Paul, formerly known as Saul, was a Jewish man, a Roman citizen, a scholar, a Pharisee. When he changed his name to Paul (which means “little one”), he changed his identity. When this arrogant, bold man met Jesus and was saved, he discovered that he was small.
Adrian Rogers says, “One of the first things that true salvation does; it humbles us. You will never be too small for God to use you, but you may be too big.”
Romans 1:1 reveals that Paul was a surrendered and sent man: “a bondservant, called to be an apostle, separated to the gospel of God.” He stood out among the crowd; likewise, we are called to be different. It is not what we do or don’t do that truly separates us, only the Gospel makes us like Jesus, and therefore, different from others.
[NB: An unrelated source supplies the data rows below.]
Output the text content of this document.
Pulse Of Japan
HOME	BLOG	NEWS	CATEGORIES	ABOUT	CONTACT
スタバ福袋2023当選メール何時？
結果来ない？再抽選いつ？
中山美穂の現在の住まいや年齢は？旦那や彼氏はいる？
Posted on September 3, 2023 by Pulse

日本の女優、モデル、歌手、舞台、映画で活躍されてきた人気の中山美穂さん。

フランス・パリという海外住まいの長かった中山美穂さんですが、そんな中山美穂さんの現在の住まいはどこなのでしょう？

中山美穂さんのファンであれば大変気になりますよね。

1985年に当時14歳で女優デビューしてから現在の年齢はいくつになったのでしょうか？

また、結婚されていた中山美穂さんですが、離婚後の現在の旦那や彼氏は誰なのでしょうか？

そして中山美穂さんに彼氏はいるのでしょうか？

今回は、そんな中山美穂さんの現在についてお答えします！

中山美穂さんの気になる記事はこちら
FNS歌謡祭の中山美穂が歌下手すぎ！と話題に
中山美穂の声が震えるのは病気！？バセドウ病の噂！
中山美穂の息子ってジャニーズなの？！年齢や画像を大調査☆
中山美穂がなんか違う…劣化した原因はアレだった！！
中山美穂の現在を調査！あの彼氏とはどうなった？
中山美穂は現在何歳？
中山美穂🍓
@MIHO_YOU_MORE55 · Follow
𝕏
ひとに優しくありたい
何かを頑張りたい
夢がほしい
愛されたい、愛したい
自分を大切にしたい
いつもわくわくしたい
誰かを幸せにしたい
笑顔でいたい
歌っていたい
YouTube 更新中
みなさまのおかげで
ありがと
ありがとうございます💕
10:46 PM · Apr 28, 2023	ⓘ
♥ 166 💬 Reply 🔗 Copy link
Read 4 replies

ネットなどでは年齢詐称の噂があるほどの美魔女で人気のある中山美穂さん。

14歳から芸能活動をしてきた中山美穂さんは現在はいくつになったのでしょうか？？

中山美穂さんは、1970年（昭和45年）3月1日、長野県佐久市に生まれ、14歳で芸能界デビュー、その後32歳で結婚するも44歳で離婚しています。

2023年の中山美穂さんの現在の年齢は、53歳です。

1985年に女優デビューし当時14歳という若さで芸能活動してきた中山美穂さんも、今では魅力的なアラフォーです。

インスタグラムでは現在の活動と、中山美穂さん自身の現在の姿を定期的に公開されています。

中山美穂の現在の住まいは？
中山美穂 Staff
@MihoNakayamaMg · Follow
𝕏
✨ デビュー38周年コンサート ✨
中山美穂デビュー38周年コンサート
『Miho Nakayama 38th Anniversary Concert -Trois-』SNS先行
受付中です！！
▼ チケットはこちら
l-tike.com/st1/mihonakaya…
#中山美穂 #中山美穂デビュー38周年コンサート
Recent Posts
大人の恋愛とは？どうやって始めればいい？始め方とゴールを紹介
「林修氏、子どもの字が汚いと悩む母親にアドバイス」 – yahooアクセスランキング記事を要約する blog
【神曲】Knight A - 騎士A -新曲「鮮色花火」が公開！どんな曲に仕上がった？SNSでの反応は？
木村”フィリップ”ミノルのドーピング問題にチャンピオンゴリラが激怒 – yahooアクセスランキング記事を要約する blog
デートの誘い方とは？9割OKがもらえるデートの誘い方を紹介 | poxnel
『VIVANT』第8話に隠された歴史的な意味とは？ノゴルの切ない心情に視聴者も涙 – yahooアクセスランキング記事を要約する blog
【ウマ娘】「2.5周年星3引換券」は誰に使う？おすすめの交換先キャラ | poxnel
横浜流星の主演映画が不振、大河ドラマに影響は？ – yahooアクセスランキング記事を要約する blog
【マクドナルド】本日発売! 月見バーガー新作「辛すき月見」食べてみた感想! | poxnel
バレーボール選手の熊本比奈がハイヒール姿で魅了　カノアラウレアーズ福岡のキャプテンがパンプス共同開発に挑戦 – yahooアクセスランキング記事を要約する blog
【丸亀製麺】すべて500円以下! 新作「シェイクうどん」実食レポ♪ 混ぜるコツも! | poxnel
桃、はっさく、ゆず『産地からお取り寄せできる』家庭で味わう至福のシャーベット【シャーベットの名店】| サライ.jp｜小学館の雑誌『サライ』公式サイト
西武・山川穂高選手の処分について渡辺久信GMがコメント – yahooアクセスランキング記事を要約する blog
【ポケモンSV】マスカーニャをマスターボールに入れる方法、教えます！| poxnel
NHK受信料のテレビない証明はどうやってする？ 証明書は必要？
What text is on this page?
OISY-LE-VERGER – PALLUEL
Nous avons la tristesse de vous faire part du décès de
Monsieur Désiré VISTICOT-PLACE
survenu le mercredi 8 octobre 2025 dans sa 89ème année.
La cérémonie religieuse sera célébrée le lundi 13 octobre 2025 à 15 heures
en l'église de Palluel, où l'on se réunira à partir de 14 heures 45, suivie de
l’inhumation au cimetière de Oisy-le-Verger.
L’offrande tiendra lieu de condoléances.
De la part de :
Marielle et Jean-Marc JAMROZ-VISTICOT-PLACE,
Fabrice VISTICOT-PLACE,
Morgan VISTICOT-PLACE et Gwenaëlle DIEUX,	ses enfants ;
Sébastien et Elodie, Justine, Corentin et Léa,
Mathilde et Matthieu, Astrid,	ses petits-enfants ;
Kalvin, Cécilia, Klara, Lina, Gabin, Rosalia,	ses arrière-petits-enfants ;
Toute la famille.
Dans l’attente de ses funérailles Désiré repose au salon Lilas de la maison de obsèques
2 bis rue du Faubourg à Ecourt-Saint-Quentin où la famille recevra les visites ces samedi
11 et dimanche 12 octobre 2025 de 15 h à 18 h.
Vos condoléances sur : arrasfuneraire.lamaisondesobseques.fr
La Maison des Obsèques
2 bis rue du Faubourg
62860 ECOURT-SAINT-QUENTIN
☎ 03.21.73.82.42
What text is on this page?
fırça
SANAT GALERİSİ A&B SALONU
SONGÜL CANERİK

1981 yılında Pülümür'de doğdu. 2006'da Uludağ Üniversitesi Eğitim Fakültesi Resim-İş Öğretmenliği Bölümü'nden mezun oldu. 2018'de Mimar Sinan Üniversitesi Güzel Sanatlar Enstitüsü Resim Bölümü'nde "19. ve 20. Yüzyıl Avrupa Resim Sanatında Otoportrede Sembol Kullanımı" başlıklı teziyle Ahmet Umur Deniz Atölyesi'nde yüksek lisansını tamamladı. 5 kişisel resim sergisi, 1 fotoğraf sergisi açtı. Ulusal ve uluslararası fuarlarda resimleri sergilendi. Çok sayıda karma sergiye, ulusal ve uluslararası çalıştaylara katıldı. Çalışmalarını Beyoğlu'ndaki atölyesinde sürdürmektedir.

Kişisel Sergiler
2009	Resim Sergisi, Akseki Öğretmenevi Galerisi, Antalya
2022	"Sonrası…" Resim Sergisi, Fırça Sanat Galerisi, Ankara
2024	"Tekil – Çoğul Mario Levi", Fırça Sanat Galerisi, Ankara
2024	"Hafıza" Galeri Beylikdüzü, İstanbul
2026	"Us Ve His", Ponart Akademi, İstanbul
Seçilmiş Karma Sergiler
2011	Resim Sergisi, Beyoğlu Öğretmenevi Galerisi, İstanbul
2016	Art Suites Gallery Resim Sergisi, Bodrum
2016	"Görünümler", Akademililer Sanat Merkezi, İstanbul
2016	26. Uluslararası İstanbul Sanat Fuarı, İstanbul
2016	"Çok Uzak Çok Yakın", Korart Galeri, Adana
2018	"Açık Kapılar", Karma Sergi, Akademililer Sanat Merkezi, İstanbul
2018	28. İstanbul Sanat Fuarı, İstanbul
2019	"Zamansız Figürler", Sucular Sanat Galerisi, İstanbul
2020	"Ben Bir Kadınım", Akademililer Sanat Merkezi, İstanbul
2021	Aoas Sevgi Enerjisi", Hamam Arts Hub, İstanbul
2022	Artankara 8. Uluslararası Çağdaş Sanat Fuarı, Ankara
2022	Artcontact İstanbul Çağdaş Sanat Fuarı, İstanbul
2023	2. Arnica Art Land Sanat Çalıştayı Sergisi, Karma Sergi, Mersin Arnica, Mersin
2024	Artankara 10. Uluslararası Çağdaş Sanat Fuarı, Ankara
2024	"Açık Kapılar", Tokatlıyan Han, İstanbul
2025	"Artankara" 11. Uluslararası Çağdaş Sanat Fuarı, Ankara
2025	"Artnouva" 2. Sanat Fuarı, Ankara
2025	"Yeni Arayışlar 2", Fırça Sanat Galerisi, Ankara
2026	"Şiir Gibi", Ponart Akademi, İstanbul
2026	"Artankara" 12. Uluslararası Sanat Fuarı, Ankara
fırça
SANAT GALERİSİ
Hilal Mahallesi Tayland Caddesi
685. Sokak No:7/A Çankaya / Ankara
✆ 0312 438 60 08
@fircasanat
Jesus is the promised one as Romans 1:2 says, “which He promised before through His prophets in the Holy Scriptures…”
Jesus is also the provided descendant of David, the rightful heir to Israel’s throne. (See Romans 1:3.) He is “declared to be the Son of God with power according to the Spirit of holiness, by the resurrection from the dead” (Romans 1:4). Our hero is pure in His humanity, as well as in His deity—completely sinless.
Finally, the subject of the Book of Romans is the Gospel, sourced and supplied by Jesus Christ, Himself. This is the Good News: poor, lost, ruined sinners such as we are saved, only through His grace.
As we begin to study the Book of Romans, do you have a relationship with Jesus Christ, the source of the Gospel, the supplier of grace?